Right now, the policy is that Cubans, Haitians, Nicaraguans, and Venezuelans who approach the border are likely to be expelled under Title 42 to Mexico. However, there is a cap on expulsions to Mexico because Mexico controls who comes in across their border, as well. Under Biden’s new policy, Mexico has agreed to take in up to 30,000 people [per month] expelled under Title 42 from these four countries. So it’s possible that some people from these four countries may be able to get into the United States anyway, once that 30,000 cap is reached.
The second thing that the administration announced is that they would expand the use of expedited removal, which was considered a standard process before Title 42. Under expedited removal, someone who crosses the border illegally is put into very rapid removal proceedings where they will be removed quickly from the United States unless they say that they have a fear of returning to their home country and they pass something called a credible fear interview. It’s people who are moved through that process that are subject to the five-year ban on re-entry to the United States.
Then the third thing that they announced is that they’re going to put forward a regulation sometime in the future—and this will take at least several months for them to put into place—to ban people from getting asylum between ports of entry if they have crossed through another country on the way to the U.S. and didn’t take advantage of asylum opportunities there first.
It sounds like Title 42 is this exception that’s woven into Biden’s new policy, is that true?
If people are subjected to Title 42, they’re returned to their home country. But because there’s no formal removal under U.S. immigration law, there’s really no consequences. There’s no ban that’s attached to being expelled under Title 42. That’s why you see people who are expelled, they often try right away again to recross into the United States and see if they have better luck on their second or third try. Bottom line, expedited removal happens under regular, non-Title 42 processing.

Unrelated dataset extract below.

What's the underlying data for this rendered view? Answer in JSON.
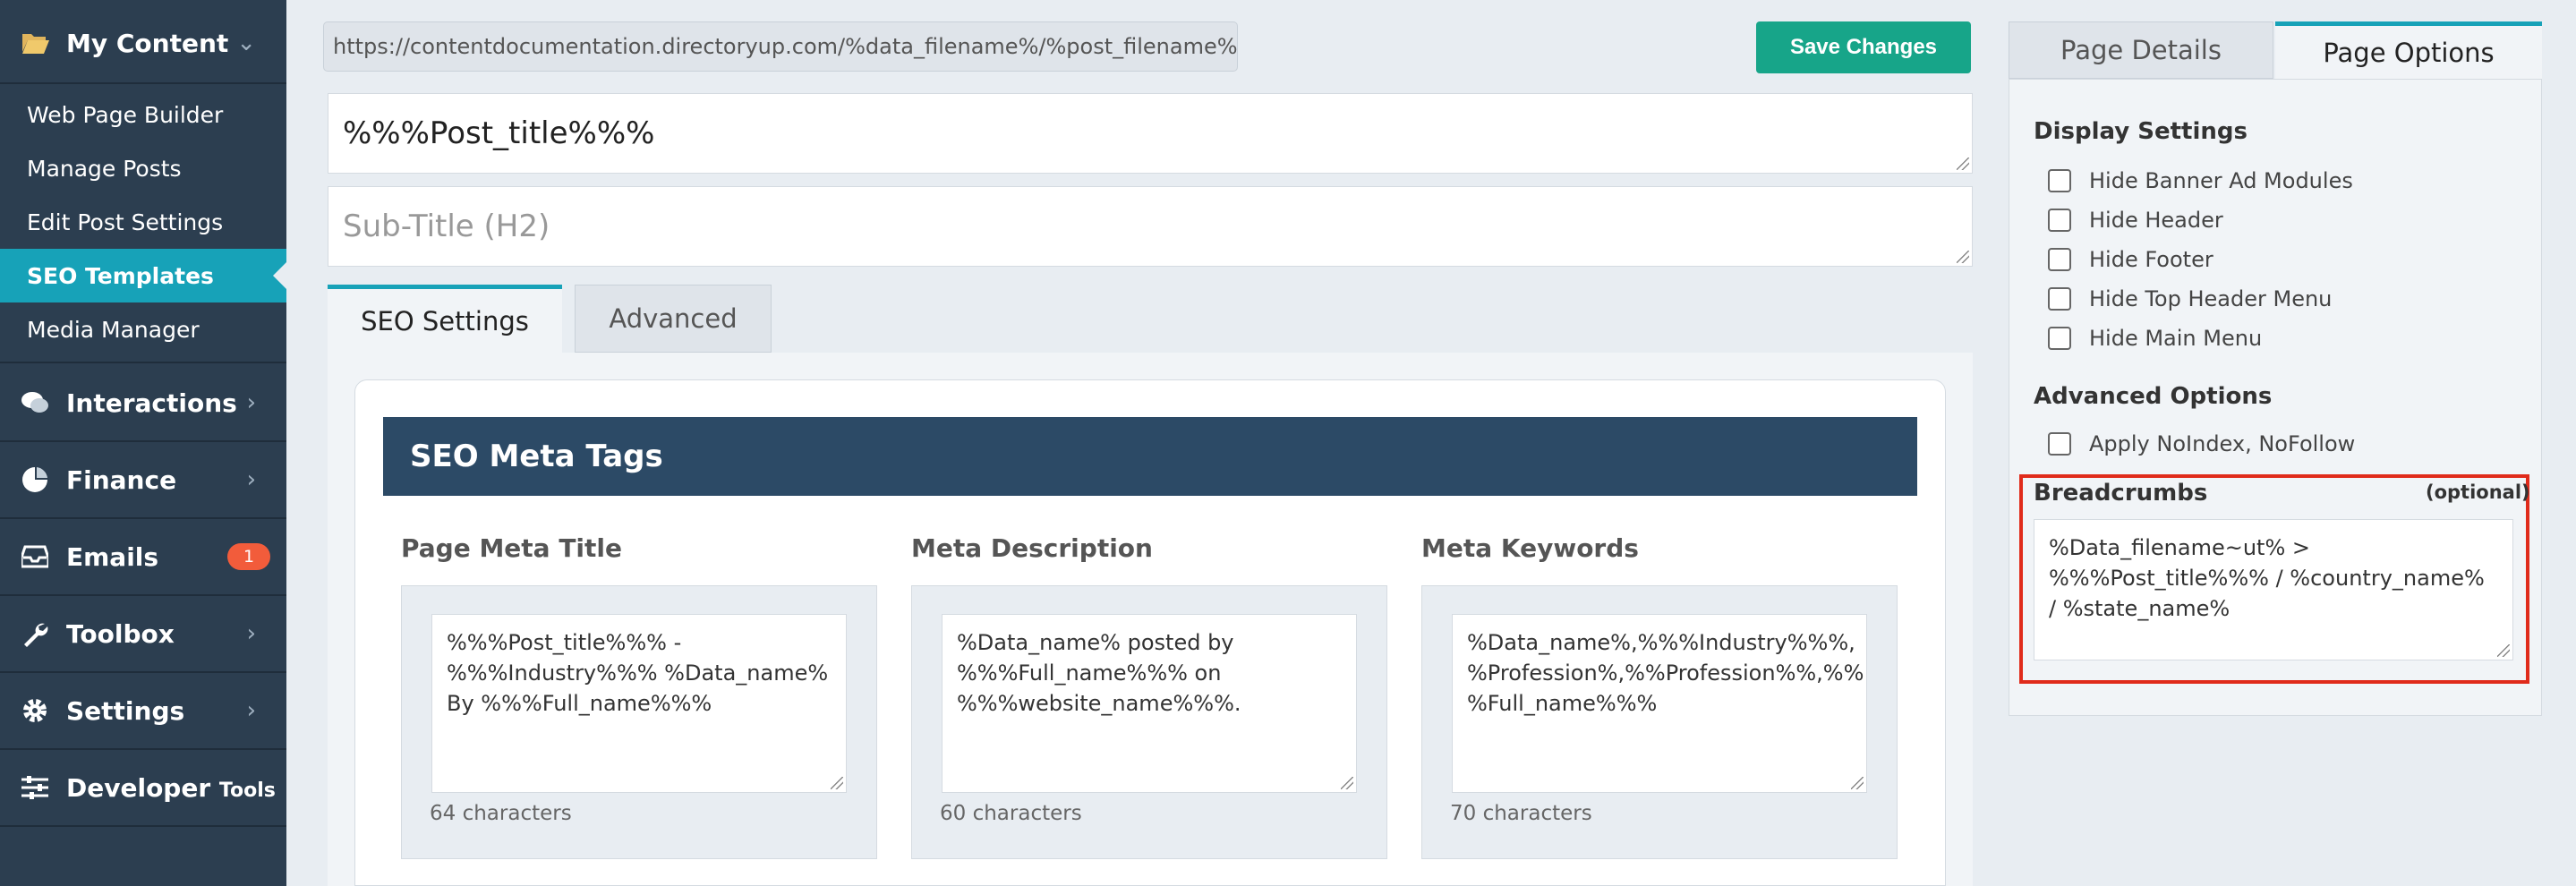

Title 42 is a pretty contentious immigration policy that’s been locked in legal fights—Trump implemented it, but Biden has denounced it. Yet, it still stands—why?
It’s pretty interesting. President Biden said in his statement, “I don’t like Title 42,” at the same time that he was announcing an expansion of the use of Title 42 to more nationalities. This really encapsulates the contradiction of the administration. They took a while before they decided to try to end Title 42.
Once they tried to end it, they were blocked in court, and it seems like they have been okay with Title 42 continuing because it is a convenient border management tool. It takes a lot less time for the Border Patrol to return someone under Title 42 than it takes for them to process through other means, like expedited removal or processing them into the United States to be put into removal proceedings from within the U.S. So, officially, the administration wants to end the policy, but they seem to have found it a helpful tool to use while the litigation continues.
Do you think Biden’s new immigration policy is a step in the right direction?
I think that the administration is in a really tough place with not a lot of good options. This could be a helpful step in trying to lower border arrival numbers in the service of buying some time to implement the broader changes that are really needed. Ultimately, we need deeper reforms to how the border is managed, and also to how asylum claims are managed in the United States. Those changes are difficult to make when there are so many people coming to the border. I think the goal is to try to lower the numbers in the short term to buy some time for longer-term changes. There are also concerns particularly about the forthcoming proposed rule on asylum and whether there will be meaningful access to asylum at the border under those new plans. So I think there is a lot to see about how all of this plays out.